When she handed him her glass, he asked, “What about you? Tell me the story of your life.”
“Bor-ring. I got a master’s in art history—heaven only knows why except that I’ve loved art all my life. I eloped with a guy who had big dreams and no discipline. I stuck with him through six years and so many infidelities
I lost count, and when I couldn’t take it any longer, I quit and came home to my family to lick my wounds.”
“How could any man in his right mind be unfaithful to you?”
“Travis would have been unfaithful to Cleopatra. She would have chopped off his head, which is what I should have done.”
“You say you came home. Where from?”
“New York. A job I loved, friends I adored, a city that thrilled me.”
“So why’d you leave? I mean, a divorce doesn’t necessarily mean you uproot your whole life, does it?”
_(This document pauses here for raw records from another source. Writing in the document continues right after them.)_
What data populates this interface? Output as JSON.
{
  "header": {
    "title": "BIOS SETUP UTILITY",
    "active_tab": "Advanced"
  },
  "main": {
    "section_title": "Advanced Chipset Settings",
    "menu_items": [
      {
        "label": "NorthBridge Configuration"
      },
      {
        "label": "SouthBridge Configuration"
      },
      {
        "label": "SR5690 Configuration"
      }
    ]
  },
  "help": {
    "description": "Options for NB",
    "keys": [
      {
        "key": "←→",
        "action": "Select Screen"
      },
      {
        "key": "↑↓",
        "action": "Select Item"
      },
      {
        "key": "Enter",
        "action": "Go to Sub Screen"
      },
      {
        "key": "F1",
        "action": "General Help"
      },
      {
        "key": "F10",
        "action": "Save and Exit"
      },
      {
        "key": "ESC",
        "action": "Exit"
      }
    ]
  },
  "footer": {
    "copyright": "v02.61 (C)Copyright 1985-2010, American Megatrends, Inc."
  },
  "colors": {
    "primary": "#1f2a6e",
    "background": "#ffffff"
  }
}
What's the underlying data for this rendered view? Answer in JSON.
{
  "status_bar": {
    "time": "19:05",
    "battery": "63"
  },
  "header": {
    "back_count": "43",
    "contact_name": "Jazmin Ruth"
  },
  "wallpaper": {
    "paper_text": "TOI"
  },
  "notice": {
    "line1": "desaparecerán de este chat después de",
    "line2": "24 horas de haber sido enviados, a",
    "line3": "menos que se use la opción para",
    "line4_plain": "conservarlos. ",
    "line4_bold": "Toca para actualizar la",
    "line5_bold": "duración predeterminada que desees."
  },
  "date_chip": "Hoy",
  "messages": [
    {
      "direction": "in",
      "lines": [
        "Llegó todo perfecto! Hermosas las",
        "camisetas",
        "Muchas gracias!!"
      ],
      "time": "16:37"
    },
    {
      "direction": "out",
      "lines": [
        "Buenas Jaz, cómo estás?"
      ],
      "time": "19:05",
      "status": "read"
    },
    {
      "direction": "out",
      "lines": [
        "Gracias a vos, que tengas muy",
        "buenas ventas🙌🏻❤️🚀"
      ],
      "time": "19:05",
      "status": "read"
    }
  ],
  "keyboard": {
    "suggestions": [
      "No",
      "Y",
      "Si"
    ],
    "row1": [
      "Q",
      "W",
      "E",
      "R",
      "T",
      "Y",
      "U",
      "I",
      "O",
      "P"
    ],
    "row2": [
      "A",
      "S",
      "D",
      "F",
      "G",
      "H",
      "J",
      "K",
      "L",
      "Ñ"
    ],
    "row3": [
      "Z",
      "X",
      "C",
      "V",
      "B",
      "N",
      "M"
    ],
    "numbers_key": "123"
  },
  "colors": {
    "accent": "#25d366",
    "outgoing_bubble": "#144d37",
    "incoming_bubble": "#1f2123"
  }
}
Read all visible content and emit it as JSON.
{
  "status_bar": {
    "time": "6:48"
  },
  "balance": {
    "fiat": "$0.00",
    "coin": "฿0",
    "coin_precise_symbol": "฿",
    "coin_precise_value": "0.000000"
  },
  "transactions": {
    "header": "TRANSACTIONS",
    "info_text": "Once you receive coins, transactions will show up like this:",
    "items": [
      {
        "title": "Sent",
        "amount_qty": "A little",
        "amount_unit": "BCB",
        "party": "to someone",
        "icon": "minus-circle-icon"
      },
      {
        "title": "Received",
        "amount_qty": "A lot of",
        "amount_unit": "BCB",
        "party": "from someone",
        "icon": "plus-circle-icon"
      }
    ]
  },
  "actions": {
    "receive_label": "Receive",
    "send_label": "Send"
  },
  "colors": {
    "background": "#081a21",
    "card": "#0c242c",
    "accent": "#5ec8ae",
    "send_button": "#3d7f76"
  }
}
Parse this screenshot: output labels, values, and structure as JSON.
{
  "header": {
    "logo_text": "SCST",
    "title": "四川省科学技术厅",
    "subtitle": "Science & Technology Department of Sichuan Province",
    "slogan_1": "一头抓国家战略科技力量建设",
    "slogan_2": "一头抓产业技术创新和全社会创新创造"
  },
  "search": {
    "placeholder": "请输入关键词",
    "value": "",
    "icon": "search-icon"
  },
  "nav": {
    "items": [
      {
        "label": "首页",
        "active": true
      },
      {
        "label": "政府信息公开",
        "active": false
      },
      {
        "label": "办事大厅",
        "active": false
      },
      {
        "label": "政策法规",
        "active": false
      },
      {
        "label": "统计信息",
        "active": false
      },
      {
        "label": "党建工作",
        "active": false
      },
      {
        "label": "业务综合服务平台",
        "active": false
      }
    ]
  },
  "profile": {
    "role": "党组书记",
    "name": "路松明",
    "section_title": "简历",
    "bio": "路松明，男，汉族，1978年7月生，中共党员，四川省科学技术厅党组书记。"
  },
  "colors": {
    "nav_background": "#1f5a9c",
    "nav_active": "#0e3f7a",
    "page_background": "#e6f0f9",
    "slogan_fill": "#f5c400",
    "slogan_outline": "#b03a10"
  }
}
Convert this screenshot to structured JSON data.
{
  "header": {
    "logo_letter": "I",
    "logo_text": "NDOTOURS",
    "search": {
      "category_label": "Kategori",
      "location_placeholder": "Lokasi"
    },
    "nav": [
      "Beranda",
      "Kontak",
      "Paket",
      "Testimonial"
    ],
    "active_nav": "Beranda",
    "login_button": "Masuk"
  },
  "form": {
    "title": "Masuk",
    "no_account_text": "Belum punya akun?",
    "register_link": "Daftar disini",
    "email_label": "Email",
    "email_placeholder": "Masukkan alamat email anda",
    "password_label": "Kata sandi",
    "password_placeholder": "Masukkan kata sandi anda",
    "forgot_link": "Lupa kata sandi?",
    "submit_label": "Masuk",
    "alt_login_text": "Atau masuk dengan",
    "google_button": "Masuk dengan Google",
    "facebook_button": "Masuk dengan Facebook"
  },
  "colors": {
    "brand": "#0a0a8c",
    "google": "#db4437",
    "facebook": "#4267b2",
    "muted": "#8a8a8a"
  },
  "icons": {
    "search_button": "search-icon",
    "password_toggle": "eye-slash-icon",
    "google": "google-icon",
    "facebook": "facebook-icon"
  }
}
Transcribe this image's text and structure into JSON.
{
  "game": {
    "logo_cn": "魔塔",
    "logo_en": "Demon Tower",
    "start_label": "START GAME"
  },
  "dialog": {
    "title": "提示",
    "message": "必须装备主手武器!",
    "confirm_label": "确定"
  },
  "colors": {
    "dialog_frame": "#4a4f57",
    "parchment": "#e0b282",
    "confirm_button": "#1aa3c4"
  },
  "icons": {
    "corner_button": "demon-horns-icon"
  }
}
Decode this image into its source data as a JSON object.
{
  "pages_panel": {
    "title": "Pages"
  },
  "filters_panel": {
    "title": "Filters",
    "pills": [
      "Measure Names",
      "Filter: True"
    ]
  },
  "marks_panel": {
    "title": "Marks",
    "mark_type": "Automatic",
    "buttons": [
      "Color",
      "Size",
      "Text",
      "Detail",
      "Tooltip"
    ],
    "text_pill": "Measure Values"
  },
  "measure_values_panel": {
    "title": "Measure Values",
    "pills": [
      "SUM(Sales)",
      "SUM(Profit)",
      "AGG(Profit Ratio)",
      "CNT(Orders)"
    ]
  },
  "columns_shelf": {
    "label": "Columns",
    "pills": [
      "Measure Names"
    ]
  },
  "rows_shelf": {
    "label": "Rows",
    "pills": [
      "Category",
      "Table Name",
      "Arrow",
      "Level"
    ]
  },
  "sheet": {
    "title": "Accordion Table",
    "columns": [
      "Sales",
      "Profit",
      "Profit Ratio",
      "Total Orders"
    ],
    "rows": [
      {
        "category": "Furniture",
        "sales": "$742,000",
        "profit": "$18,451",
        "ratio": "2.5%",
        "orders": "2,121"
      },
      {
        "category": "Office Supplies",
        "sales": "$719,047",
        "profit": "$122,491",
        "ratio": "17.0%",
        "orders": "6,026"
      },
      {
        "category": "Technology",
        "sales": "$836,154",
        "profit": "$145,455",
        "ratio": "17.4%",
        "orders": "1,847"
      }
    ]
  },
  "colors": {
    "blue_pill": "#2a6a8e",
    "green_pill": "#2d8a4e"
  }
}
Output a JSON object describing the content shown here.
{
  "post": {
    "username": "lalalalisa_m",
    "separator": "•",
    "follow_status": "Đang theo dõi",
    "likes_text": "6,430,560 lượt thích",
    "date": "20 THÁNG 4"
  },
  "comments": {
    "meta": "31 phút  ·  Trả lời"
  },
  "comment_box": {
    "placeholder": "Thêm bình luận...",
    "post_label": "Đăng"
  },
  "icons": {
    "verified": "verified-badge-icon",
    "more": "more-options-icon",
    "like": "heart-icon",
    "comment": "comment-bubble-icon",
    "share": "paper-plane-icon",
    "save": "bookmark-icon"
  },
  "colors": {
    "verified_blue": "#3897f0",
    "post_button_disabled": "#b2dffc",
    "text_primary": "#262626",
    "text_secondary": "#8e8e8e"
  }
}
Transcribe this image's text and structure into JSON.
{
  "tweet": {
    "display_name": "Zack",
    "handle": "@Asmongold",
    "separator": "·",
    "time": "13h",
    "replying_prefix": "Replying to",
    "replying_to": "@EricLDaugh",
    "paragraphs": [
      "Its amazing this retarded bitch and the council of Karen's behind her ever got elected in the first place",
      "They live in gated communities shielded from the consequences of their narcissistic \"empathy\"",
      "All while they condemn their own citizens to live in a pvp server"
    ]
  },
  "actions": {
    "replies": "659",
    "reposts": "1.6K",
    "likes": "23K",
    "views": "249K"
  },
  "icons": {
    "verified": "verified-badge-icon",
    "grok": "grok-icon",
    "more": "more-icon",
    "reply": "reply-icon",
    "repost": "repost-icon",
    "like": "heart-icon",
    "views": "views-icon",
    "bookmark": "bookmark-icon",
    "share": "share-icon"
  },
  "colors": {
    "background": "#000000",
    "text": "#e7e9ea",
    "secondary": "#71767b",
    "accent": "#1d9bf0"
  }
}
“I’m basically a country girl. Besides, I like things clean. I still get the excitement when I do a job in a big city, but when I do I’m living on an expense account. That’s a bunch better than a cold-water walk-up. Where did you live before?”
“A high-rise in New Jersey.” He put his glass on the coffee table and took a deep breath. “Look,” he said, “I don’t know what I’ve done to upset you, but I wish to God you’d tell me so I can fix it. Here we sit talking like total strangers with a four-foot coffee table between us when what I want to do is haul you out of that chair and into my arms. Maybe I should just do it and stop asking permission.”
She jumped up and set her glass on the kitchen bar. “You haven’t done anything. It’s me. I look at you and I think what could you possibly see in a country girl like me, anyway?”
He had her in his arms before she could turn around. He swung her to face him and wrapped her so tightly that her hands came up against his chest. “What did that bastard you married do to you? How could you not know that you’re the most beautiful, the most desirable—”
“Stop.”
He kissed her. Fiercely at first to capture her lips. Then he tasted her gently, sweetly, savoring the white wine that still lingered on her tongue, gently nibbling that sensuous lower lip, kissing her eyes, then drawing his lips along her cheekbone to her throat.
After a moment’s resistance she came to him. She felt so soft. Women had no idea how exciting that softness was to a man. He fought with his conscience for all of thirty seconds. His conscience lost.
ANN KNEW she shouldn’t be kissing Paul. She’d made herself promise to keep him at arm’s length. But it had been so long since a man had held her in his arms, kissed her.